Aux origines de l’Horreur : The Thing

 

 

 

Who Goes There ? de John W. Campbell Jr. (1938)

A la base, il y a une nouvelle publiée durant l’été 1938 dans Astounding Science-Fiction, un magazine qui va révéler des piliers du genre comme Isaac Asimov, Robert Heinlein et A.E.van Vogt. Son auteur n’est autre que le rédacteur en chef de la revue, John W. Campbell Jr., un écrivain à fort caractère qui veut ramener le genre sur des voies moins fantaisistes. Who Goes There ? raconte la découverte par des scientifiques d’un vaisseau spatial extraterrestre qui s’est écrasé dans les glaces de l’Antarctique il y a vingt millions d’années. Faisant tout exploser avec une charge de thermite, le groupe parvient à dégager le corps gelé du pilote extraterrestre qu’ils ramènent à leur base polaire. Mais la Chose dégèle et se réveille. Pouvant imiter la forme et le caractère des êtres qu’elle dévore, la Chose commence son carnage.

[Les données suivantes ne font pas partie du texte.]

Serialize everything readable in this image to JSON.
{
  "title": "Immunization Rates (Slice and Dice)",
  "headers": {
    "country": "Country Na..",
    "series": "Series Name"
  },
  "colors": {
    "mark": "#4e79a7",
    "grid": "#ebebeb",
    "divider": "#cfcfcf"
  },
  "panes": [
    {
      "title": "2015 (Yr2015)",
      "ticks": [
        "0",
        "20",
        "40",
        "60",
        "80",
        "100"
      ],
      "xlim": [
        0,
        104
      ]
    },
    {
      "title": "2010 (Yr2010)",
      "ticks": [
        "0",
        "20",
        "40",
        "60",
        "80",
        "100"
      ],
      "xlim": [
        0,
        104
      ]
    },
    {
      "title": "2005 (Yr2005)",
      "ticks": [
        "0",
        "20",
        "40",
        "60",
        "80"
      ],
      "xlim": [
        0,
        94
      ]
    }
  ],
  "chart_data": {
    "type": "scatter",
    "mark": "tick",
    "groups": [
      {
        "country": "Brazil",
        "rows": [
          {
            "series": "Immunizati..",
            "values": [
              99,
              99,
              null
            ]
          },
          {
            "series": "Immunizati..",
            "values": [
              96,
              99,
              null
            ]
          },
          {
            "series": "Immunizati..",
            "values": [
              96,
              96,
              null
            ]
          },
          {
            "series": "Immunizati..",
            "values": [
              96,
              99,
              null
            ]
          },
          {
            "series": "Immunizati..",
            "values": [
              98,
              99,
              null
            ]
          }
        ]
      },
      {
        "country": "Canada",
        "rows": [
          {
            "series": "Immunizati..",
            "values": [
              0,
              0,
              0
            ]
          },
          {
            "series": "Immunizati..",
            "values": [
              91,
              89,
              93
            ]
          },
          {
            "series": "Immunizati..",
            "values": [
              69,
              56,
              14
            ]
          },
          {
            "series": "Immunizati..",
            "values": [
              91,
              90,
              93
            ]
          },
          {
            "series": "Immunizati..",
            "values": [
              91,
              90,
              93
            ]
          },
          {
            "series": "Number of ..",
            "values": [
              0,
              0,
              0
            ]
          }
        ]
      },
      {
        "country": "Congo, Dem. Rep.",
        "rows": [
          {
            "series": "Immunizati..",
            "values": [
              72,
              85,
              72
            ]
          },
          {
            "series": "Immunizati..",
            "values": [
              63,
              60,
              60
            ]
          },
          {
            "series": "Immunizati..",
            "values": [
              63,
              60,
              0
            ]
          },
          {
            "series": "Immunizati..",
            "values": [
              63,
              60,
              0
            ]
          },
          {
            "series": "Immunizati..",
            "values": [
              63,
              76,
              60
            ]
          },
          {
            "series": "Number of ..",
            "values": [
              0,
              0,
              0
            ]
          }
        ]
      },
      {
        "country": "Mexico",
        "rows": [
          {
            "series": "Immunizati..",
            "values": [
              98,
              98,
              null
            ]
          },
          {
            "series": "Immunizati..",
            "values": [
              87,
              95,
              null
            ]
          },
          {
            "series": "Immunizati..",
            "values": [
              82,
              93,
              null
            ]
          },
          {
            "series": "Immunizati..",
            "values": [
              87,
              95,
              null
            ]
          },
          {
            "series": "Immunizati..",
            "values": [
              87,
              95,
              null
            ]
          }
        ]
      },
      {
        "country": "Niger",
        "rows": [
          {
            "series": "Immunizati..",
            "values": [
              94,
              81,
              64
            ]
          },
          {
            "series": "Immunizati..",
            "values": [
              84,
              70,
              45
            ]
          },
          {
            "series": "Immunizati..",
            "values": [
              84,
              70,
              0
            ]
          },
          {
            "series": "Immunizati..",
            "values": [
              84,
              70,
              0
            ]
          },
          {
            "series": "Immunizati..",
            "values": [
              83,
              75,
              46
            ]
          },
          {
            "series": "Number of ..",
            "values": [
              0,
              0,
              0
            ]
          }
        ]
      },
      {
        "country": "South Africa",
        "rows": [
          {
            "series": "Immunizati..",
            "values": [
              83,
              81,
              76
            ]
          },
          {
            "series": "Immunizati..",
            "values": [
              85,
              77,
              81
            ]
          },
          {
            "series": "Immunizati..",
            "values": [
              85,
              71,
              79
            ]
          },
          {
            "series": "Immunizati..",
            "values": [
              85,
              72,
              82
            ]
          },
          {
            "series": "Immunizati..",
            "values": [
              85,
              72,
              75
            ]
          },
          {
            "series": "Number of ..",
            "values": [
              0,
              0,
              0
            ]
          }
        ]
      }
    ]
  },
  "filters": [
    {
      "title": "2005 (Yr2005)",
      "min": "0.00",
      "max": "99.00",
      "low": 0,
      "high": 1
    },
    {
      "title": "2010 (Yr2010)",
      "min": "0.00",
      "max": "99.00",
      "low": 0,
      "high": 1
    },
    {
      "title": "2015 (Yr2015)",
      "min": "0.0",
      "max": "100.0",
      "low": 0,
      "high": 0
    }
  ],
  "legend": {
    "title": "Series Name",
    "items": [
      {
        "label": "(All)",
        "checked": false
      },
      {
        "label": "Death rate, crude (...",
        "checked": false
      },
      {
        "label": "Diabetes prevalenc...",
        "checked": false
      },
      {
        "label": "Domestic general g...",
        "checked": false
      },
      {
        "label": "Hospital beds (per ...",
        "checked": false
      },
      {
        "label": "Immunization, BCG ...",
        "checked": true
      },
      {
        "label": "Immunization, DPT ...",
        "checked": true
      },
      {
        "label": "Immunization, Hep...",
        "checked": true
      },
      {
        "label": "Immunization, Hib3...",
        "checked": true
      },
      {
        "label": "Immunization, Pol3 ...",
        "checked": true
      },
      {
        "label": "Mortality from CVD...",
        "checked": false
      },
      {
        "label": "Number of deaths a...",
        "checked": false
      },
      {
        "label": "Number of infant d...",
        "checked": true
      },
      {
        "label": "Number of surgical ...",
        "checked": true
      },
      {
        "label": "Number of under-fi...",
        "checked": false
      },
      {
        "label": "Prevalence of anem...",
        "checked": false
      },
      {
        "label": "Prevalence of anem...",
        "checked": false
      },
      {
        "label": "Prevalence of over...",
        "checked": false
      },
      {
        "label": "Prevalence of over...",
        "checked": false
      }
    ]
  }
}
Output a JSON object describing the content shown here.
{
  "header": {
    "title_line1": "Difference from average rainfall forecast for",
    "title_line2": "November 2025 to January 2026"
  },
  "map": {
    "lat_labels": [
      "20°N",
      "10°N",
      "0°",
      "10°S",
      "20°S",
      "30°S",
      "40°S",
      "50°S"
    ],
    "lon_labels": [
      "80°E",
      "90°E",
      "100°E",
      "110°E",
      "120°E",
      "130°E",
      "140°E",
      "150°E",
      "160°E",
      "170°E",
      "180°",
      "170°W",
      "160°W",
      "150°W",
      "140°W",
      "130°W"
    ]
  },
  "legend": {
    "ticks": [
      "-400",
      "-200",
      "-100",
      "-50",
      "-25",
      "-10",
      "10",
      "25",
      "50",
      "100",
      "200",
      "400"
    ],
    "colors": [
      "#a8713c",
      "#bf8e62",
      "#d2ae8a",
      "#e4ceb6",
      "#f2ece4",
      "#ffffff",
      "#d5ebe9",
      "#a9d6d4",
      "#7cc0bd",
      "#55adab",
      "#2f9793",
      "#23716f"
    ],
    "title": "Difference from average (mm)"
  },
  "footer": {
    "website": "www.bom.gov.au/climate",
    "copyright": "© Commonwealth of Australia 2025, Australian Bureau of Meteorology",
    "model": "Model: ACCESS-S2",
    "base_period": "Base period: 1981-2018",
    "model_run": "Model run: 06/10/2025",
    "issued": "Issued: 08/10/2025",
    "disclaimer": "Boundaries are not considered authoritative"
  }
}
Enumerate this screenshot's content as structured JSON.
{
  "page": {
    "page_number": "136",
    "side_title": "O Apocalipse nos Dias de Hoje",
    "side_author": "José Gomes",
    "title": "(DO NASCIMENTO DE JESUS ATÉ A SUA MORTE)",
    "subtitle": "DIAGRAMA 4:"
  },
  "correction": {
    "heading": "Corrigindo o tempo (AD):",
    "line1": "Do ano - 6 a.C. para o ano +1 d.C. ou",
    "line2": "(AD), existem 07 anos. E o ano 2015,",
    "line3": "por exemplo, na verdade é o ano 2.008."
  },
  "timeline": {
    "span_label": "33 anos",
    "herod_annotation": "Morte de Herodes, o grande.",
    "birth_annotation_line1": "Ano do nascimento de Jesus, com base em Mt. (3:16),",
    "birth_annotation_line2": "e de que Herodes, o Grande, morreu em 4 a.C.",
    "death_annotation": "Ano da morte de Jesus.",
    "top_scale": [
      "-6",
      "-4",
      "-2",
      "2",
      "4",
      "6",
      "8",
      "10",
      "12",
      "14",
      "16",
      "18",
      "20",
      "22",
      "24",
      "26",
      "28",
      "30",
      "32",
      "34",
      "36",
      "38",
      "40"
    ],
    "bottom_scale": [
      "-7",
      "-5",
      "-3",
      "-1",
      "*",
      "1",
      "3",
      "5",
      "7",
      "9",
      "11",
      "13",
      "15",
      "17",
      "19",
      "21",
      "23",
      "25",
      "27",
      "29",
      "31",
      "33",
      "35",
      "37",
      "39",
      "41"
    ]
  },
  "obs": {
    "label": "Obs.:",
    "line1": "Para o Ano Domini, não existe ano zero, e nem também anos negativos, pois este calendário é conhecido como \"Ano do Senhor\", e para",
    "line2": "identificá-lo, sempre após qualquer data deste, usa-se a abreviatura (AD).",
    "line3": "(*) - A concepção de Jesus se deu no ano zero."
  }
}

Isolés de tout, le personnel de la base va devoir comprendre le mode de fonctionnement de son terrible adversaire pour espérer en venir à bout et sauver le monde. La nouvelle obtient un succès qui va l’installer comme un classique dans les anthologies SF mais Campbell préfèrera par la suite se consacrer principalement à l’édition.

La Chose d’un autre monde de Christian Nyby (1951)

Il faut attendre les années 50 pour enfin voir Hollywood inclure les extraterrestres à son bestiaire fantastique. Ouvrant la voie, La Chose d’un autre monde adapte le récit de Campbell mais transforme son monstre métamorphe en humanoïde végétal. Qualifiée de «carotte vivante», la Chose en question rappelle fortement la créature de Frankenstein avec de grosses mains menaçantes. Si le début du film s’accorde avec celui de la nouvelle, la suite doit cependant composer avec les capacités toutes relatives de cette nouvelle Chose. La paranoïa n’est donc plus de savoir qui est la Chose mais qui est contre les Etats-Unis. Les rares querelles seront d’ordre politique et tout le monde s’unit pour vaincre cet étranger agressif venu d’on ne sait où. Coécrit, produit et officieusement co-réalisé par Howard Hawks, le film joue un peu trop facilement sur les cordes patriotiques de son public pour qu’on ne lui préfère pas d’autres productions fifties plus subtiles dans leur approche du genre (Le Jour où la Terre s’arrêta de Robert Wise, L’Invasion des profanateurs de sépultures de Don Siegel). Toutefois, La Chose d’un autre monde reste un film précurseur dans le genre horrifique.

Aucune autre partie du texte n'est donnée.